Bisola O. Ojikutu is an infectious-disease physician at Brigham and Women’s and Massachusetts General hospitals, and directs the community-engaged research program at Harvard’s Center for AIDS Research. Julie H. Levison is an infectious-disease physician at Massachusetts General Hospital and co-directs the community research program at its Chelsea HealthCare Center. Kathryn E. Stephenson is an infectious-disease physician at Beth Israel Deaconess Medical Center and directs the clinical trials unit in the Center for Virology and Vaccine Research.

The New England Journal of Medicine reported this month that the covid-19 vaccine candidate mRNA-1273 induced robust antibody responses among participants in a clinical trial sponsored by the National Institutes of Health. With multiple potential vaccines in the pipeline, cautious optimism is emerging that a safe and effective covid-19 vaccine is within reach.

However, as physician-scientists who are invested in improving health among vulnerable populations, we fear that the glimmer of hope ignited by these findings may be short-lived. Even if a safe and effective vaccine is developed, serious problems loom. Surveys indicate that many Americans would not obtain a coronavirus vaccination were it available.

The consequences of low participation are all but certain to be grave among people of color, whose vulnerability to the novel coronavirus is high — and whose interest in vaccination is likely to be low. The covid-19 fatality rate among black Americans is more than twice that of whites. Latinx individuals are hospitalized at more than four times the rate of whites.

The Pew Research Center reported last month that 44 percent of black Americans say they would not obtain a covid-19 vaccine (54 percent of black survey respondents said they “would definitely or probably get a coronavirus vaccine if one were available today," as would 74 percent of Latinx respondents). Associated Press polling in May found that only 25 percent of black Americans and 37 percent of Latinx individuals would be willing to be vaccinated.

These data are not surprising. Like covid-19, H1N1 “swine flu” resulted in more severe cases among black and Latinx individuals than among whites. Still, anticipated acceptability of the H1N1 vaccine was low, as was actual vaccination, particularly among people of color. Similar disparities have been noted with established vaccines. While 71 percent of white individuals 65 or older obtained pneumococcal vaccine, only 56 percent of black and 49 percent of Latinx individuals have done so in recent years. Vaccination rates for seasonal influenza and human papillomavirus are also disproportionately lower among black and Latinx individuals, who are in high-risk demographic groups.

Reasons for low vaccination rates among people of color include underestimated perceptions of infection risk, general anti-vaccine sentiments and lack of access to health care. For many patients of color, including immigrants, financial concerns are paramount. Out-of-pocket costs, transportation expenses and inability to take time off work are likely to be significant deterrents.
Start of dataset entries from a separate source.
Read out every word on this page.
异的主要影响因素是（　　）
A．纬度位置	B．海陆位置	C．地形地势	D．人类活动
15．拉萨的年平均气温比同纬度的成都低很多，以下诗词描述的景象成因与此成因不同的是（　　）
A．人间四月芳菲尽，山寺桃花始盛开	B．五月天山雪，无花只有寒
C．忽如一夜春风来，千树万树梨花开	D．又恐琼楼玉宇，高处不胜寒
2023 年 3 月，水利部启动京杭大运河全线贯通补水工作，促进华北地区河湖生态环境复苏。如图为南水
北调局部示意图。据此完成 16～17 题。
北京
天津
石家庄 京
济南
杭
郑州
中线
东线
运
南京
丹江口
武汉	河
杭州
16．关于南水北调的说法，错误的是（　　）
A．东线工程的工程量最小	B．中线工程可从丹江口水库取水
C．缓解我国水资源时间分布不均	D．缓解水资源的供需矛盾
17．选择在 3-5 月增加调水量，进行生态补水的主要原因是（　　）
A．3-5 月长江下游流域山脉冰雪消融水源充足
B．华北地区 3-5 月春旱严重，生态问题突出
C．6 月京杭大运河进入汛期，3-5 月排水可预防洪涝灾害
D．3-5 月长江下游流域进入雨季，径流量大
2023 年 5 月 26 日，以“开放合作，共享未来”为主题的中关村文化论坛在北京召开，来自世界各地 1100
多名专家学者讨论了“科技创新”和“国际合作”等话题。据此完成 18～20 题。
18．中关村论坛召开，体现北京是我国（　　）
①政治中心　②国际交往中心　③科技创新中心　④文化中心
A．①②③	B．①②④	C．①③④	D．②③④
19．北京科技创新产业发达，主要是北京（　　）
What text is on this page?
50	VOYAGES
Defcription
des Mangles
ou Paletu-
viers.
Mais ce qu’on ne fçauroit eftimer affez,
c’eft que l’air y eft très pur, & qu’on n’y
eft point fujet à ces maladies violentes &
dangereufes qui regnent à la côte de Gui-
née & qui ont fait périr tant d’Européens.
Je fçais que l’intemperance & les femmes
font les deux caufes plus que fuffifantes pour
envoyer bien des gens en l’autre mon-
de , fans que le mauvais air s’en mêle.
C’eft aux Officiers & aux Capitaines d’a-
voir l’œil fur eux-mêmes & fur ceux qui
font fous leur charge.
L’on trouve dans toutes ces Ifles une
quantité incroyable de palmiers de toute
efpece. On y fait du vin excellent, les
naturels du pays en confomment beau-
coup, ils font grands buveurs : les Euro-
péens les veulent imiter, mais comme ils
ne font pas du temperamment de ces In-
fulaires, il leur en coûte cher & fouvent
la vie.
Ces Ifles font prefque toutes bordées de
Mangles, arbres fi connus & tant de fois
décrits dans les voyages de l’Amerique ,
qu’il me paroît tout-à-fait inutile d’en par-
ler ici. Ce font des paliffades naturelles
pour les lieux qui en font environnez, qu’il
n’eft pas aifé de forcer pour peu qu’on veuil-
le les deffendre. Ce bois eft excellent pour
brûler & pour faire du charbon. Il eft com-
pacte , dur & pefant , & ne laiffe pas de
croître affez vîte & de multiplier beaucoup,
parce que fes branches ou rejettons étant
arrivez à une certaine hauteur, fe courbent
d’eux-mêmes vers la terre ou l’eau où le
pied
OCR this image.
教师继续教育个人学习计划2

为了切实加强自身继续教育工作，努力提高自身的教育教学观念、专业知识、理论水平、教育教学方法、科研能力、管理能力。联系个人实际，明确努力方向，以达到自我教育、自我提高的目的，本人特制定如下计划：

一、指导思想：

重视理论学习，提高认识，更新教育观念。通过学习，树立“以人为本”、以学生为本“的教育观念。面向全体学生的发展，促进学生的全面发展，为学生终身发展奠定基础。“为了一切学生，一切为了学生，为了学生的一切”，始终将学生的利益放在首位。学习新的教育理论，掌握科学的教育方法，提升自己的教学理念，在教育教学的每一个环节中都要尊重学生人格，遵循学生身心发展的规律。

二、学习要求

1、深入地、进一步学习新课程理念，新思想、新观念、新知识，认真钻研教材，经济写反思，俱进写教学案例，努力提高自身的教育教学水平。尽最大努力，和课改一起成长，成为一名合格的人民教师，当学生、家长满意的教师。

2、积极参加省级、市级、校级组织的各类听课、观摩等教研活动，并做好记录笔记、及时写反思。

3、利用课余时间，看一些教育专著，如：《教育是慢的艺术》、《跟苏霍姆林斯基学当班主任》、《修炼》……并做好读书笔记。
Stigma may also thwart vaccination efforts. Any vaccination rollout is likely to prioritize “highest-risk” populations, a characterization that carries baggage. There are widespread, racist assumptions that black and Latinx people living with diabetes and obesity — two conditions that predict severe covid-19 infection — are “poor” and “lazy.” In some communities, “high risk” is code for being less hygienic.

Mistrust is the most insidious challenge. Anti-vaccine sentiments specific to covid-19 are evident among many black Americans, and calls for people of color to have priority access to a new vaccine have been met with suspicion. Vaccine conspiracy theories — such as the now-debunked belief that HIV was spread throughout sub-Saharan Africa via polio vaccine campaigns — have gained footholds in some areas. Beyond conspiracy theories, many people of color can recount stories of how they or someone they know were treated unjustly in a health-care setting. Evidence of structural racism in black and Latinx neighborhoods, including poor-quality hospitals and suboptimal schools, adds to suspicions about interventions promoted by the pharmaceutical industry, researchers or the U.S. government.

Mistrust contributes to underutilization of health-care services in communities where health outcomes are already poor. Without trust, covid-19 vaccines will go unused.

Trust must be earned. Here are six steps to begin that process:

  • Include people of color in all phases of vaccine development, from the scientific team to vaccine administrators. Efforts to distribute a covid-19 vaccine among black and Latinx populations should be led by people from those communities.
  • Be transparent about the vaccine development process and safety data. All studies should be published in peer-reviewed journals before the vaccine is widely distributed.
  • Articulate clear messages. A vaccine campaign needs to be widely implemented now. Trusted sources should be engaged in this effort. The messenger is as important as the message.
  • Protect people from potential harm. If a vaccine licensed for “emergency use” causes more harm than anticipated, people need assurances that they won’t shoulder undue medical costs.
  • Dismantle all financial barriers to vaccination. This includes not just fees but also flexible clinic hours.
  • Most important, address health inequities and structural racism that have led to the gross racial and ethnic disparities in covid-19 infection and beyond.

Covid-19 caught the world off-guard. But learning from the past can ensure better outcomes. Starting now is the best way to make sure that those who most need a covid-19 vaccine can trust it, afford it, acquire it and be protected by it.